Conflict of Interest Disclosures: Dr Pieske reported receiving personal fees from Bayer, Bristol Myers Squib, Medscape, MSD, Novartis, and Servier and grants and personal fees from Astra-Zeneca. Dr Wachter reported receiving personal fees from Daiichi Sankyo, Gilead, Novartis, Pfizer, Pharmacosmos, and Servier; grants and personal fees from Boehringer Ingelheim, CVRx, and Medtronic; grants from Bundesministerium für Bildung und Forschung, the European Union, and Deutsche Forschungsgemeinschaft. Dr Shah reported receiving grants and personal fees from Actelion, AstraZeneca, Novartis, and Pfizer; grants from Corvia; and personal fees from Abbott, Amgen, Aria CV, Axon, Bayer, Boehringer-Ingelheim, Boston Scientific, Bristol Myers Squib, Cardiora, CVRx, Cyclerion, Cytokinetics, Edwards Lifesciences, Eisai, Imara, Ionis, Ironwood, Janssen, Lilly Medical, Merck, MyoKardia, Novo Nordisk, Prothena, Regeneron, Sanofi, Shifamed, Tenax, and United Therapeutics. Drs Szecsödy, Shi, and Zhao and Ms Ibram, reported being employees of study sponsor (Novartis). Dr Cowie reported receiving personal fees from AstraZeneca, Bayer, Boehringer Ingelheim, Medtronic, Novartis, Novo Nordisk, Roche, and Servier and grants and personal fees from Abbott and Boston Scientific. No other disclosures were reported.
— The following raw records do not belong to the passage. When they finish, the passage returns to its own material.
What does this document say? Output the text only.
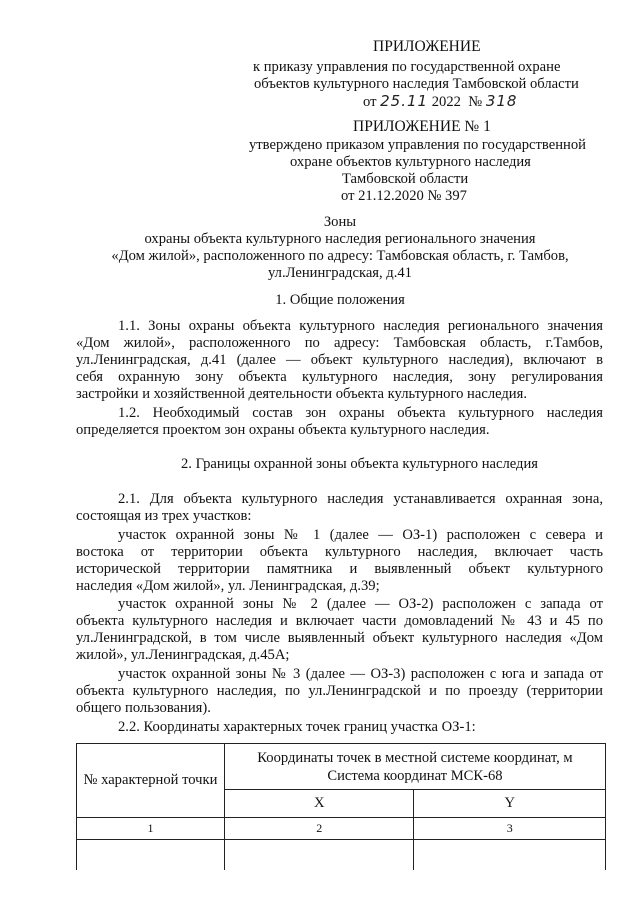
ПРИЛОЖЕНИЕ
к приказу управления по государственной охране
объектов культурного наследия Тамбовской области
от 25.11 2022 № 318
ПРИЛОЖЕНИЕ № 1
утверждено приказом управления по государственной
охране объектов культурного наследия
Тамбовской области
от 21.12.2020 № 397
Зоны
охраны объекта культурного наследия регионального значения
«Дом жилой», расположенного по адресу: Тамбовская область, г. Тамбов,
ул.Ленинградская, д.41
1. Общие положения
1.1. Зоны охраны объекта культурного наследия регионального значения
«Дом жилой», расположенного по адресу: Тамбовская область, г.Тамбов,
ул.Ленинградская, д.41 (далее — объект культурного наследия), включают в
себя охранную зону объекта культурного наследия, зону регулирования
застройки и хозяйственной деятельности объекта культурного наследия.
1.2. Необходимый состав зон охраны объекта культурного наследия
определяется проектом зон охраны объекта культурного наследия.
2. Границы охранной зоны объекта культурного наследия
2.1. Для объекта культурного наследия устанавливается охранная зона,
состоящая из трех участков:
участок охранной зоны № 1 (далее — ОЗ-1) расположен с севера и
востока от территории объекта культурного наследия, включает часть
исторической территории памятника и выявленный объект культурного
наследия «Дом жилой», ул. Ленинградская, д.39;
участок охранной зоны № 2 (далее — ОЗ-2) расположен с запада от
объекта культурного наследия и включает части домовладений № 43 и 45 по
ул.Ленинградской, в том числе выявленный объект культурного наследия «Дом
жилой», ул.Ленинградская, д.45А;
участок охранной зоны № 3 (далее — ОЗ-3) расположен с юга и запада от
объекта культурного наследия, по ул.Ленинградской и по проезду (территории
общего пользования).
2.2. Координаты характерных точек границ участка ОЗ-1:
№ характерной точки	Координаты точек в местной системе координат, м
Система координат МСК-68	

	X	Y
1	2	3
Funding/Support: This study was funded by Novartis Pharma AG.
Role of the Funder/Sponsor: Novartis participated in the design and conduct of the study; collection, management, analysis, and interpretation of the data; review of the manuscript; and decision to submit the manuscript for publication. All statistical analyses were verified by an independent academic statistician (Ms Baldridge). The sponsor did not have the right to veto publication and did not have control regarding to which journal the manuscript was submitted. Some of the individuals employed by the sponsor.
Steering/Executive Committee: Burkert Pieske (chair), Rolf Wachter, Martin R. Cowie, Sanjiv J. Shah.
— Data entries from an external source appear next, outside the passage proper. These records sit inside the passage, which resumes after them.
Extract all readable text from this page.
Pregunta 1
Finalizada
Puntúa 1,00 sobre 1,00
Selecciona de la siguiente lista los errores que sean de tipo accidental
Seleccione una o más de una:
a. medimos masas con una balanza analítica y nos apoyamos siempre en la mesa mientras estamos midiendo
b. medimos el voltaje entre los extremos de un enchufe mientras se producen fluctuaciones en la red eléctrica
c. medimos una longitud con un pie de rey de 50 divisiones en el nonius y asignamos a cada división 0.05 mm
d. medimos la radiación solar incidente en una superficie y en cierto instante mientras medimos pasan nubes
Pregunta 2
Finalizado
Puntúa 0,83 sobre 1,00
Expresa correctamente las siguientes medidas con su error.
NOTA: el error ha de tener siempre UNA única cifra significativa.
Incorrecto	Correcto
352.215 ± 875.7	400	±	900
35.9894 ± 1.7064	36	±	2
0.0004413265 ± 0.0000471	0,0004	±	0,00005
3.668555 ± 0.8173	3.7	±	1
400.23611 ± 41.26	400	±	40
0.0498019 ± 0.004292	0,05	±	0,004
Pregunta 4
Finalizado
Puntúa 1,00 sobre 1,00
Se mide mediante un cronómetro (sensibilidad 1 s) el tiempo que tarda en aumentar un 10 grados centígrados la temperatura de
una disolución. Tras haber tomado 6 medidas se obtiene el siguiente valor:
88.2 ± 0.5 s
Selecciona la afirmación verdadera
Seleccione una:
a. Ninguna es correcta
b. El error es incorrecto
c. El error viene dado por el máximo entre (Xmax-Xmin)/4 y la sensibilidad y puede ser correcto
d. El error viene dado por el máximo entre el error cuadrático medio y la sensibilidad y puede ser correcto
Data Monitoring Committee: Henry Dargie (chair), Western Infirmary, Glasgow, Scotland, United Kingdom; Michel Komajda, Goupe Hospitalier Pitiesalpetriere Institut De Cardiologie, Paris, France; Robert Foley, Chronic Disease Research Group Minneapolis, Minnesota; Gary Francis, University of Minnesota, Minneapolis; Stuart Pocock, London School of Hygiene and Tropical Medicine, London, United Kingdom.
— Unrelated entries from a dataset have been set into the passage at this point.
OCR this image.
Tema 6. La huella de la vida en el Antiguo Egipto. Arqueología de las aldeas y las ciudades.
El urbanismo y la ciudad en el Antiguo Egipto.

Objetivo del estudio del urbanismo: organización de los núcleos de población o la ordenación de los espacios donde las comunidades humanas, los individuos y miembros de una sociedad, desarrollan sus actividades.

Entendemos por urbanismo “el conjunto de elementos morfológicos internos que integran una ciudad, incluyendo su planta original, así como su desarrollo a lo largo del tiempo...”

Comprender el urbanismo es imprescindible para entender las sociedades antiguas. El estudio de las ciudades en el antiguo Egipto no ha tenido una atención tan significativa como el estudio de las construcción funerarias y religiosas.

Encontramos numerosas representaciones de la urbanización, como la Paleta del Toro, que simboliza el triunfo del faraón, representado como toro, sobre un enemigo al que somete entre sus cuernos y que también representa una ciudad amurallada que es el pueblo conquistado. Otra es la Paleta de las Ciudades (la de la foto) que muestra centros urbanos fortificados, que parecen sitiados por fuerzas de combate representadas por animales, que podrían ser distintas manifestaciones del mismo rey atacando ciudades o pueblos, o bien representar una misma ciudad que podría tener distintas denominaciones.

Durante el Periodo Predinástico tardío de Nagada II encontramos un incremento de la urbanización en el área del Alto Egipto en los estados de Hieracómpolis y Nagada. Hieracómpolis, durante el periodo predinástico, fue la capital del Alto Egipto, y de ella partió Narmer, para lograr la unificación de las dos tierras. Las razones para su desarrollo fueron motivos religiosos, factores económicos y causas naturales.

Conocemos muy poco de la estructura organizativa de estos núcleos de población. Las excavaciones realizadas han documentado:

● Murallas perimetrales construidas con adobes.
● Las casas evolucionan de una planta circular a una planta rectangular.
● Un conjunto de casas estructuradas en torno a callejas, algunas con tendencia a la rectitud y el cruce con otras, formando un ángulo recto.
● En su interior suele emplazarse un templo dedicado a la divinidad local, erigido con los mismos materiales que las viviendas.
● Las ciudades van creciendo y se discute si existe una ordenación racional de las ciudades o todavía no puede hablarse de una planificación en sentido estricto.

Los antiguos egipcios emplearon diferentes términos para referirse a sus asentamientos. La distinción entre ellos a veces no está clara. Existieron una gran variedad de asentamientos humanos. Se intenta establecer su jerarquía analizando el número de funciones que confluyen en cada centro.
Angioedema Adjudication Committee: Allen P. Kaplan (chair), Medical University of South Carolina, Charleston; Nancy Brown, Vanderbilt School of Medicine, Nashville, Tennessee; Bruce Zuraw, University of California, San Diego; Paula J. Busse, Division of Clinical Immunology, Mount Sinai School of Medicine, New York, New York.
Group Information: The PARALLAX study committees and investigators are listed in Supplement 4.
Data Sharing Statement: See Supplement 5.
Additional Contributions: We thank Nagabhushana Ananthamurthy, PhD, Viswanatha Matada, MPharm, and Shalini Verma, PhD (associates of Novartis) for editorial support to the authors.